3. Some examples of false binaries that the media promulgates by never deviating beyond their boundaries: (a.) Political ideology is not fully covered by the Democratic Party’s definition of ‘liberal’ and the Republican Party’s definition of ‘conservative’. Alternate models of organizing health insurance (user pays vs single payer) or childcare (private vs. state subsidized) or criminal justice (reform/punitive) for example. (b.) Social gender is not biologically defined by sex; neither is biological sex always clear cut. All issues related to sexual identity and sexuality. (c.) Socialism is always public and capitalism is always private. Private insurance providers run by socialist principles; publicly owned utilities operate much like capitalist corporations.

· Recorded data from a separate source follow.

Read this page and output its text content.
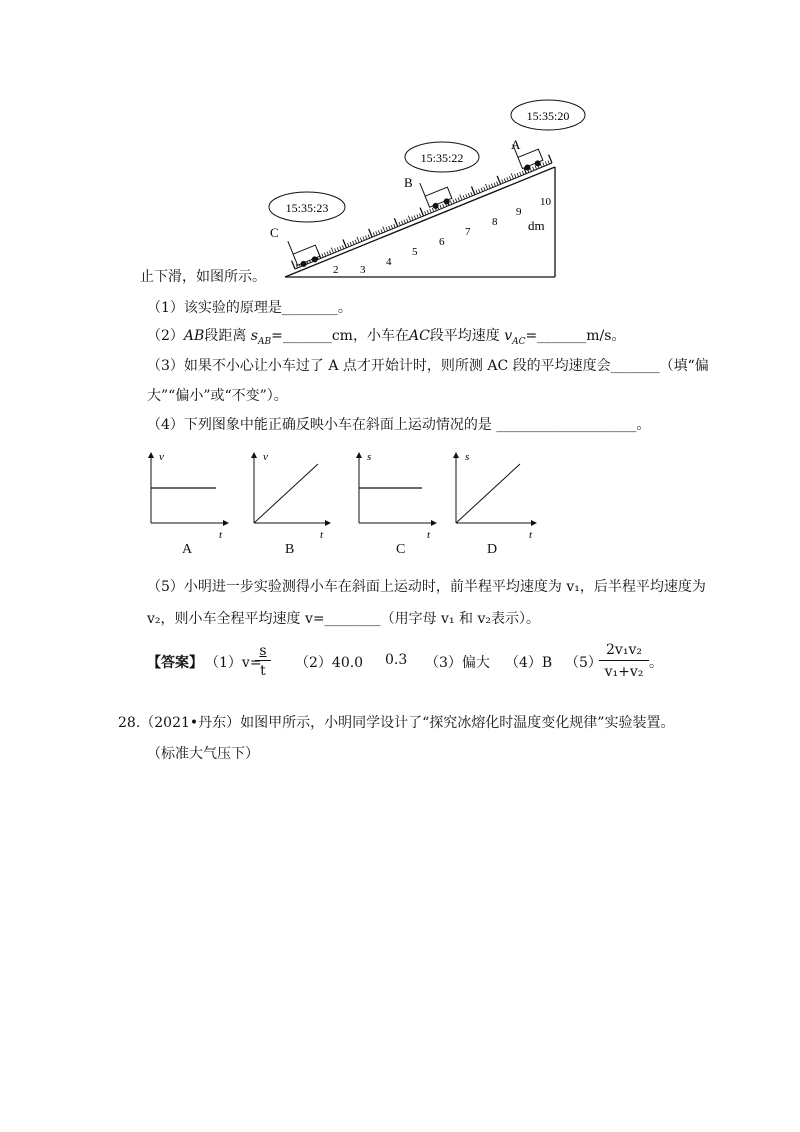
2 3
4
5
6
7
8
9
10
dm
A
B
C
15:35:20
15:35:22
15:35:23
止下滑，如图所示。
（1）该实验的原理是________。
（2）AB段距离 $s_{AB}=\_\_\_\_\_\_\_cm$，小车在AC段平均速度 $v_{AC}=\_\_\_\_\_\_\_m/s$。
（3）如果不小心让小车过了 A 点才开始计时，则所测 AC 段的平均速度会_______（填“偏
大”“偏小”或“不变”）。
（4）下列图象中能正确反映小车在斜面上运动情况的是 ____________________。
v
t
v
t
s
t
s
t
A	B	C	D
（5）小明进一步实验测得小车在斜面上运动时，前半程平均速度为 v₁，后半程平均速度为
v₂，则小车全程平均速度 v=________（用字母 v₁ 和 v₂表示）。
【答案】 （1）v=
s
t	（2）40.0 0.3 （3）偏大 （4）B （5）
2v₁v₂
v₁+v₂
。
28.（2021•丹东）如图甲所示，小明同学设计了“探究冰熔化时温度变化规律”实验装置。
（标准大气压下）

4. What it means to be ‘objective’ or ‘neutrality’, journalistically speaking? (a.) to not insert any voice outside of the news item — journalism by stenography or “ ‘you decide’ journalism”; (b.) insert ‘opposite’ voice of news item — journalism as sports commentary; (c.) insert corrections of specifically mentioned lies; (d.) insert relevant factual context — for example, “…the millions of dollars mentioned by the Senator lost to fraud accounts for less than 1% of the overall program.”; (e) insert long term context — future cost/savings; past injustices.
Your essay was couched primarily in terms of journalistic integrity; it’s critical to also include the responsibility journalism has to public and social integrity.
He was fired for posting his piece. I hope things work out well for him. We need journalists of his caliber.